Sehr vielversprechend scheint mir OpenXava

Open Source Low-Code Platform for Rapid Development of Enterprise Web Applications. Write just the domain classes in plain Java. Get a web application ready for production.

Out-of-the-box funktioniert auch der DBeaver schon ganz gut:

  • man könnte virtuelle PK und FK definieren, die gemeinsam mit den echten PK und FK angezeigt werden
  • je nachdem, wo man sich befindet, werden die passenden ER-Diagramme mit Verknüpfungen zu den Nachbarn angezeigt: https://dbeaver.com/docs/wiki/Database-Structure-Diagrams/
  • Bei der Eingabe von Daten werden verknüpfte Tabellen berücksichtigt, die dann ähnlich wie Nachschlage-Tabellen funktionieren.

Zur Visualisierung von Beziehungen zwischen Objekten scheint SchemaCrawler ein mögliches Instrument. Der Entwickler ist sehr offen für sinnvolle Ergänzungen. So hatte ich nachgefragt, ob man neben echten FK (Fremsdschlüsseln) auch virtuelle Beziehungen unterstützen könnte, und das wurde prompt implementiert. Aktuell versuche ich, die Interaktive Shell das machen zu lassen, was ich will, dass sie es macht. Der Entwickler hat mir schon eine Remotsession zur Unterstützung angeboten. Wirklich super!

Über den SchemaCrawler habe ich von DBML - Database Markup Language erfahren. DBML ist eine formale Sprache zur Beschreibung von Tabellen und Beziehungen zwischen ihnen. Die Vizualisierung mit dbdiagram.io ist noch nicht wirklich für große Datenbanken geeignet, und das kann ja noch werden.

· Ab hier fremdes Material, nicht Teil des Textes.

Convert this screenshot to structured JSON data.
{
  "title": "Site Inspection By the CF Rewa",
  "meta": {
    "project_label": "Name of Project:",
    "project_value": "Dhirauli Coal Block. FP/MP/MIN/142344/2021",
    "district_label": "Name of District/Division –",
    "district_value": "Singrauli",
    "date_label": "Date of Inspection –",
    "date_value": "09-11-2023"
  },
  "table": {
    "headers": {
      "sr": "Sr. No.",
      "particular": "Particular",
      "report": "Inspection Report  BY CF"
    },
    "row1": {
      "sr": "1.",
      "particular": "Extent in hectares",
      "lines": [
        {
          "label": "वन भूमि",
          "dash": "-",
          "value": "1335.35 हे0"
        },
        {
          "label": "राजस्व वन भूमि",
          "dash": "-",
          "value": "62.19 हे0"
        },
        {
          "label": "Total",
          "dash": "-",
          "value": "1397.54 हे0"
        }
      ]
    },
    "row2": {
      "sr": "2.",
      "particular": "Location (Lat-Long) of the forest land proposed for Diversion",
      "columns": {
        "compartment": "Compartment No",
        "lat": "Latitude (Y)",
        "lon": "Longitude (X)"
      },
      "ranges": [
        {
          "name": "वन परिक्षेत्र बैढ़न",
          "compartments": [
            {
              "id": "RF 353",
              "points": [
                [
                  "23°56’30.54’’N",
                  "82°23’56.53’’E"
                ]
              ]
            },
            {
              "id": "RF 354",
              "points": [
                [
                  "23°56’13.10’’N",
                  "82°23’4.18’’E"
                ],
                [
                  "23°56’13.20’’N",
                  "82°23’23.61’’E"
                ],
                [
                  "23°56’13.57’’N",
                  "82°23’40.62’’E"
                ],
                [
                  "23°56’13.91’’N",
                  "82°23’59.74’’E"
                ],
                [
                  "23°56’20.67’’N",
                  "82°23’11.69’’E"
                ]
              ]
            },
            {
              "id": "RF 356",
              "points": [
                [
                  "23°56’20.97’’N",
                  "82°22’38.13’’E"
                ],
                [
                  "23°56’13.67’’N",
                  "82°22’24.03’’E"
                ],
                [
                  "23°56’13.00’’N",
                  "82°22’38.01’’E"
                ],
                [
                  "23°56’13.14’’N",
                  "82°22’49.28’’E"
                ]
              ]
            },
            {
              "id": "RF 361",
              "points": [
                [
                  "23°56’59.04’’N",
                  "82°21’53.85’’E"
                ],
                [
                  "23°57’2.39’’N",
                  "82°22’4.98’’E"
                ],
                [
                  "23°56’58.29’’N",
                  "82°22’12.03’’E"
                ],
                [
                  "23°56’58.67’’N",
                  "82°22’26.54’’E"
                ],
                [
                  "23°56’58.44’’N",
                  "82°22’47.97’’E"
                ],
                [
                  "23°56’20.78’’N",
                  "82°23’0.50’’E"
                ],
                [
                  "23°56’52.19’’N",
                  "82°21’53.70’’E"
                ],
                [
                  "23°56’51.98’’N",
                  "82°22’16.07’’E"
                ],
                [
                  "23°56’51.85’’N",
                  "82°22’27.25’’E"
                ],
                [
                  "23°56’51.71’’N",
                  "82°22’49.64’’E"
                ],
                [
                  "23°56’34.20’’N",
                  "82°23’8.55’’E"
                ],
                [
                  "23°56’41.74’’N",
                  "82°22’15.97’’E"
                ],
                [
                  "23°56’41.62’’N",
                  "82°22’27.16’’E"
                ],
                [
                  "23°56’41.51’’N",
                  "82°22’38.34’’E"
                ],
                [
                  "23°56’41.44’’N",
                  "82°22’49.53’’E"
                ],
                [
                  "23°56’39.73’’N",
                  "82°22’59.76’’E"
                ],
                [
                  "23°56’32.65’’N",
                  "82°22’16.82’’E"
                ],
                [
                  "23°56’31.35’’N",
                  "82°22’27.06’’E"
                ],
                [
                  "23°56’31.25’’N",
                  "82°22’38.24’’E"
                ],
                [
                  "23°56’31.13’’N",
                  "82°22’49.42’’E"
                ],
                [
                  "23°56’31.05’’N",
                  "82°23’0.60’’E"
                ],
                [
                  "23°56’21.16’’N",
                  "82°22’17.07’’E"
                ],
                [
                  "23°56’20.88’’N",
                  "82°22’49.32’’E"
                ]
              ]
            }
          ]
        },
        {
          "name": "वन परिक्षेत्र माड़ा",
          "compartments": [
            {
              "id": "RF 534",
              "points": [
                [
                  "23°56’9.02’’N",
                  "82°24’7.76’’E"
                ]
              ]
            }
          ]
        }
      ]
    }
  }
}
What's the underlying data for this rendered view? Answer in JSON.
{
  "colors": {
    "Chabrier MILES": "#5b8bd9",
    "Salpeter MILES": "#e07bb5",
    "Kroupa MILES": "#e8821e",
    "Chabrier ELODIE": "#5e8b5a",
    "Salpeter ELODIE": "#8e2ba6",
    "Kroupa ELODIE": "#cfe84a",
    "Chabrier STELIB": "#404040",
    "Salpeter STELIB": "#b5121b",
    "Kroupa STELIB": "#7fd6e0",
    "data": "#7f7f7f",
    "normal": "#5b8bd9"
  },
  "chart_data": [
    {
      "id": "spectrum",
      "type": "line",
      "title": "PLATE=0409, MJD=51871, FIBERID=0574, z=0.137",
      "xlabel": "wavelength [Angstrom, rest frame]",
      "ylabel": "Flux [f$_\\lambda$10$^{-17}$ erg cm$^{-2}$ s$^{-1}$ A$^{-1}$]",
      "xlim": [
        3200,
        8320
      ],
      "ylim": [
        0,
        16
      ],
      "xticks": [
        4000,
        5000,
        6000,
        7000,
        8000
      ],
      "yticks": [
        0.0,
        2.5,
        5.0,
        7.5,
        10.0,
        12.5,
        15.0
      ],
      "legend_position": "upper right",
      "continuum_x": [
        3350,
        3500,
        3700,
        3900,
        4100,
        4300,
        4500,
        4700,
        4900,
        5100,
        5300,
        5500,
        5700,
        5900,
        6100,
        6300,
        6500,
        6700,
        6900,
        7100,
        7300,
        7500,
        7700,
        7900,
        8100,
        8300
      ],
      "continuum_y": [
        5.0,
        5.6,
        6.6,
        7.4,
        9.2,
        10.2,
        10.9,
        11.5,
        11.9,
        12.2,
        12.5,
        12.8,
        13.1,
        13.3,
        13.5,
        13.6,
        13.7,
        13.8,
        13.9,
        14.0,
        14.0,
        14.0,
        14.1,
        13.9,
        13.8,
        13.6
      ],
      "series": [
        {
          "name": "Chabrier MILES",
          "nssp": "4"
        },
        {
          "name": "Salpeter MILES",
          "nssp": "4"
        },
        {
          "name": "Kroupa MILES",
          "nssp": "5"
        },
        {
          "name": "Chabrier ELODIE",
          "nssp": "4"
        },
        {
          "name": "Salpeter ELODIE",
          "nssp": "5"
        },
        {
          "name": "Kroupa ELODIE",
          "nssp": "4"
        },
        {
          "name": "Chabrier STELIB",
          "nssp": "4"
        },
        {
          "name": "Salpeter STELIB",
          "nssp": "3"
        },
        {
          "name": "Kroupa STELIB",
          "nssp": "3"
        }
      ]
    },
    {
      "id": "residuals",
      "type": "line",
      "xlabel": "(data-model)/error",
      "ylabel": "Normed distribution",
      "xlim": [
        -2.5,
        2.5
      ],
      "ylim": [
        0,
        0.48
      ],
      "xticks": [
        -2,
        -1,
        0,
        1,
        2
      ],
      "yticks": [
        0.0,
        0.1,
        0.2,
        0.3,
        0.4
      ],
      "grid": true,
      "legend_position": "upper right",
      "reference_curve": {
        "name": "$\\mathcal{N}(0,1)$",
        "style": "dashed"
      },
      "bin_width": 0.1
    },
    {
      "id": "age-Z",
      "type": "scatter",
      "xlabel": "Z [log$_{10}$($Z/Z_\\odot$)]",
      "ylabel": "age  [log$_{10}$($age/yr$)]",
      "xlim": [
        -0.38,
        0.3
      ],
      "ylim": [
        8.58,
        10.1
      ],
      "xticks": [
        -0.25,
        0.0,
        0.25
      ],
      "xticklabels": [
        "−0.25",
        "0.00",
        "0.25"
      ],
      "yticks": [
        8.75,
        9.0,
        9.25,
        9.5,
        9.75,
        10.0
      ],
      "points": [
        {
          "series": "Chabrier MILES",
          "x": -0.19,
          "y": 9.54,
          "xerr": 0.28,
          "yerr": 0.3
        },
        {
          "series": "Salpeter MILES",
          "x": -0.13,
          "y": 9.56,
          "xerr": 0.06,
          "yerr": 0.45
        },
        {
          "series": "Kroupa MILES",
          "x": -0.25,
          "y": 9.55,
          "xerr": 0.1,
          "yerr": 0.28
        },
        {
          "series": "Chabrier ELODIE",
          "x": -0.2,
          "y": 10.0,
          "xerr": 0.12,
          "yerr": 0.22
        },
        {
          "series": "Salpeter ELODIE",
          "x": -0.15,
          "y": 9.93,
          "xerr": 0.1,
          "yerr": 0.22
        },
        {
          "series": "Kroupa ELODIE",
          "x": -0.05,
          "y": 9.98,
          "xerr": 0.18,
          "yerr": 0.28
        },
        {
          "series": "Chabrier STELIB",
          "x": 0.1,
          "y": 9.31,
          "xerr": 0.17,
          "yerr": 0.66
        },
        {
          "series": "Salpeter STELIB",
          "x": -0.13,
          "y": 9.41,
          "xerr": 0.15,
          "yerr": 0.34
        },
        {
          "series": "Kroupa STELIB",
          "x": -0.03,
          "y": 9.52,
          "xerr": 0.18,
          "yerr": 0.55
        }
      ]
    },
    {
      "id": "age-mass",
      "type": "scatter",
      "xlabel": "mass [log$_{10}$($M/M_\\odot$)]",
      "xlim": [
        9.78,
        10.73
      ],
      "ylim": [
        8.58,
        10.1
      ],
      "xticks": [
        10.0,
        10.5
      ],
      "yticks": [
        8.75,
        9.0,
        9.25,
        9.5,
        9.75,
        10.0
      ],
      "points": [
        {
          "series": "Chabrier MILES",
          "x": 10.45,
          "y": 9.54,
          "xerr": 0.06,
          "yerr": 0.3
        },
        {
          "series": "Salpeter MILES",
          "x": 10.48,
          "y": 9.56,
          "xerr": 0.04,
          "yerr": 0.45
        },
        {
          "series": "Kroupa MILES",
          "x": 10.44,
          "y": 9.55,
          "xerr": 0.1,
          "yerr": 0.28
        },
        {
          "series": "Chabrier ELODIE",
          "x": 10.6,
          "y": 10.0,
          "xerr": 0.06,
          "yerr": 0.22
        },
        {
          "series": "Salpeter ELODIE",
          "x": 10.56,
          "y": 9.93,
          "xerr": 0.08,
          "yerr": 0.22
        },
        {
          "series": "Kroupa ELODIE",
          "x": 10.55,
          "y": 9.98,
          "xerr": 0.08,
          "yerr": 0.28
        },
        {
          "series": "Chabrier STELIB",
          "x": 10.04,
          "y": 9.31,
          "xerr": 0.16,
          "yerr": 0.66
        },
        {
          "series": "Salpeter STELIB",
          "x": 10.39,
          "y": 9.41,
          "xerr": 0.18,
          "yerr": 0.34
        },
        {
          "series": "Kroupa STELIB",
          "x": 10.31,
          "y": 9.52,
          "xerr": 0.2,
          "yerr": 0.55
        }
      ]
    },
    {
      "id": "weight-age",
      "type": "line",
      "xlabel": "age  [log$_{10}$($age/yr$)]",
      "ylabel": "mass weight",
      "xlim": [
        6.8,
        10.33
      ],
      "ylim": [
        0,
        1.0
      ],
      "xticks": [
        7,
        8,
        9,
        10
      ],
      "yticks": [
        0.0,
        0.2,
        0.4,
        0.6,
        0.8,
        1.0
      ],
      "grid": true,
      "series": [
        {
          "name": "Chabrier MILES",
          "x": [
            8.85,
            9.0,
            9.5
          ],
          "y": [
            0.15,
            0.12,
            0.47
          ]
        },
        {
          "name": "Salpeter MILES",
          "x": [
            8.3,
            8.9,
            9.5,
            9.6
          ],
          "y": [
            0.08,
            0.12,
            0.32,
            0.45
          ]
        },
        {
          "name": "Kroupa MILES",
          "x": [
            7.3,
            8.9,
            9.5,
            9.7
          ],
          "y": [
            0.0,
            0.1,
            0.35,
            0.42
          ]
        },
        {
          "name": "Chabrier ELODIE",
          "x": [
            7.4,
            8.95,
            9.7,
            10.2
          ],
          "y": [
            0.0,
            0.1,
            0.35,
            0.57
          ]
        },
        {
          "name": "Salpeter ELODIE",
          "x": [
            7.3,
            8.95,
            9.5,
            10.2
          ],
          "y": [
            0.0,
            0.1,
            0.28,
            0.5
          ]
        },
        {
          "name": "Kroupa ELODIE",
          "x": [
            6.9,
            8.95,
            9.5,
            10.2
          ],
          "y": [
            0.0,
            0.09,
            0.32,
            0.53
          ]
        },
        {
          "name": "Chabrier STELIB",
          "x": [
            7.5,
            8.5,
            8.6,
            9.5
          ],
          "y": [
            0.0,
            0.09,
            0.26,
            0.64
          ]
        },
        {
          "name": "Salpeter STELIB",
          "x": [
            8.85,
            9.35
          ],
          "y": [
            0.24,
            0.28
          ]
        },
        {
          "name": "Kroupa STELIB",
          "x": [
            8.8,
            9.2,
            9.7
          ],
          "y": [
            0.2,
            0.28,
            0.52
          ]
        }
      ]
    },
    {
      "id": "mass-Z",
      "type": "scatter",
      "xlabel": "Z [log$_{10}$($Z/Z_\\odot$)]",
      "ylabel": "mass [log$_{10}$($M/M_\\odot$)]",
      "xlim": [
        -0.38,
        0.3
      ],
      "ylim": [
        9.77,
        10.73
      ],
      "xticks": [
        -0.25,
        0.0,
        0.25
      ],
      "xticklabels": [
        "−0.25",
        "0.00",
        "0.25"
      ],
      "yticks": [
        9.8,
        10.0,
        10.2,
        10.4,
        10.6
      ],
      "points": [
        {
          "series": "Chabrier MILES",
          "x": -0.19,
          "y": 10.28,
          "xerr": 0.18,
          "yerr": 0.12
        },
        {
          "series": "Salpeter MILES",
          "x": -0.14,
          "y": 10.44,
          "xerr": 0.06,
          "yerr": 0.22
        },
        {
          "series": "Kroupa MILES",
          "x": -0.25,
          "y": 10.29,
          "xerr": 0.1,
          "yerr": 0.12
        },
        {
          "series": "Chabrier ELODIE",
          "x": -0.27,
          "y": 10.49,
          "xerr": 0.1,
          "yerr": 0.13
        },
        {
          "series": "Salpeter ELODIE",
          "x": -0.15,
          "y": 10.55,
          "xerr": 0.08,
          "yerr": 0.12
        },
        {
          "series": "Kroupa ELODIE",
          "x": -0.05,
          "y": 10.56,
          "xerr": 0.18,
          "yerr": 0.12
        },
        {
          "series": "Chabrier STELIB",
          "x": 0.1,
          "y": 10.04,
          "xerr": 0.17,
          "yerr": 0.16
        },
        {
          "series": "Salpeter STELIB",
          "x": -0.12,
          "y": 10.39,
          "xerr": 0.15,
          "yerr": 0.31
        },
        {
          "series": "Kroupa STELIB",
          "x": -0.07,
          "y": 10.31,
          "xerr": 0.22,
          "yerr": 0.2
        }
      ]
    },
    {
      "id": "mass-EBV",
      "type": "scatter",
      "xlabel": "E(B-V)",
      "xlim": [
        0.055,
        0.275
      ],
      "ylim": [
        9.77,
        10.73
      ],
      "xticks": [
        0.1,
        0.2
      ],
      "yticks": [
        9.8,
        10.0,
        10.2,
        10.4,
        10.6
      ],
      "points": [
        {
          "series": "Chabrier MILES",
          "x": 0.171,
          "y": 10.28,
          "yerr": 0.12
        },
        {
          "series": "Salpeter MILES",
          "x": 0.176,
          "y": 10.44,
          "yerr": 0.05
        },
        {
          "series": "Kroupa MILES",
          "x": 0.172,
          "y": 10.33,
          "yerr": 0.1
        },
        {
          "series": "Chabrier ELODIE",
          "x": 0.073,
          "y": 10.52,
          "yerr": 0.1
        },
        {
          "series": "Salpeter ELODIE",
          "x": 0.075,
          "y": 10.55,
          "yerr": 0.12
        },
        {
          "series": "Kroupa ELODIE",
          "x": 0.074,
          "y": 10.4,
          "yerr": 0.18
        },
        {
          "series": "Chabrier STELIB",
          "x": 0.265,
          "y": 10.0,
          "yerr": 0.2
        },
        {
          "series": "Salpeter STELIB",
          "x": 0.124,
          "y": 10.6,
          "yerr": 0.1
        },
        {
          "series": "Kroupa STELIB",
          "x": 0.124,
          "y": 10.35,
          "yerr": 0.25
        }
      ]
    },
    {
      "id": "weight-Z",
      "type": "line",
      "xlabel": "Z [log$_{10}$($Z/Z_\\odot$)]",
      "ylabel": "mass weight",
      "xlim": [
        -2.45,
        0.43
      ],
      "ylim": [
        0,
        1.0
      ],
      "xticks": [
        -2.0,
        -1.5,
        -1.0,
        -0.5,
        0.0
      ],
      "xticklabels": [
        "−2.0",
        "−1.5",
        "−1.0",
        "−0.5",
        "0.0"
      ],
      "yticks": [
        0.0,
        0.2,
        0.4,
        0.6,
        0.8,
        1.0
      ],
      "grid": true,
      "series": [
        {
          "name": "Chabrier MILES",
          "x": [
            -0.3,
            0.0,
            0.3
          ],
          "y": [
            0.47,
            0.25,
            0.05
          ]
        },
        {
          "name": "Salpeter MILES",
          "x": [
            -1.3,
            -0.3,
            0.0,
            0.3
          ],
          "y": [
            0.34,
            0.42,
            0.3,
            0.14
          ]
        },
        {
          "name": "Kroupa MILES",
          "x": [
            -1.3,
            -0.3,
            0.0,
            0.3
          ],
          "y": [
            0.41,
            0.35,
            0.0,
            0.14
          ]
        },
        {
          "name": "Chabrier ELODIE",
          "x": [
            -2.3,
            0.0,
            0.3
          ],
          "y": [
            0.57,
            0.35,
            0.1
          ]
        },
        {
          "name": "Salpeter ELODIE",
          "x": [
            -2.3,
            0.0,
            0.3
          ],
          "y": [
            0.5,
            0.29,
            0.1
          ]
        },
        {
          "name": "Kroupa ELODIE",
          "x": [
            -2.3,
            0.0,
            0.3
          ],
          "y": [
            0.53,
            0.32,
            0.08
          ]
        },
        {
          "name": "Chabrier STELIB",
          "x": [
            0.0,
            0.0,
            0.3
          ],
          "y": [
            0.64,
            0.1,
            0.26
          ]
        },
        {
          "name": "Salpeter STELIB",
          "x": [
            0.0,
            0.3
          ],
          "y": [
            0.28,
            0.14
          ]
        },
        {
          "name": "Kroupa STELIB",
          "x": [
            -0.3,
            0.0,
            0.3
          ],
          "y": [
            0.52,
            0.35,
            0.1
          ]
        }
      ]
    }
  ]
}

Der dbml-renderer scheint geeignet, um DBML-Skripte als ER-diagramme zu visualisieren. Diese DBML-Skripte könnte man auch interaktiv aus dem DataHandwerk-Repository erstellen.

Ich habe auch getestet, Power BI zur Visualisierung von Referenzen zu verwenden, die als Node und Edges definiert sind. Es funktioniert, ist aber auch noch nicht so, wie ich mir das vorstelle:

Irgendwie schwebt mir schon so etwas vor, was der AnalyticsCreator bietet. Also mit einer Navigation innerhalb des Diagramms.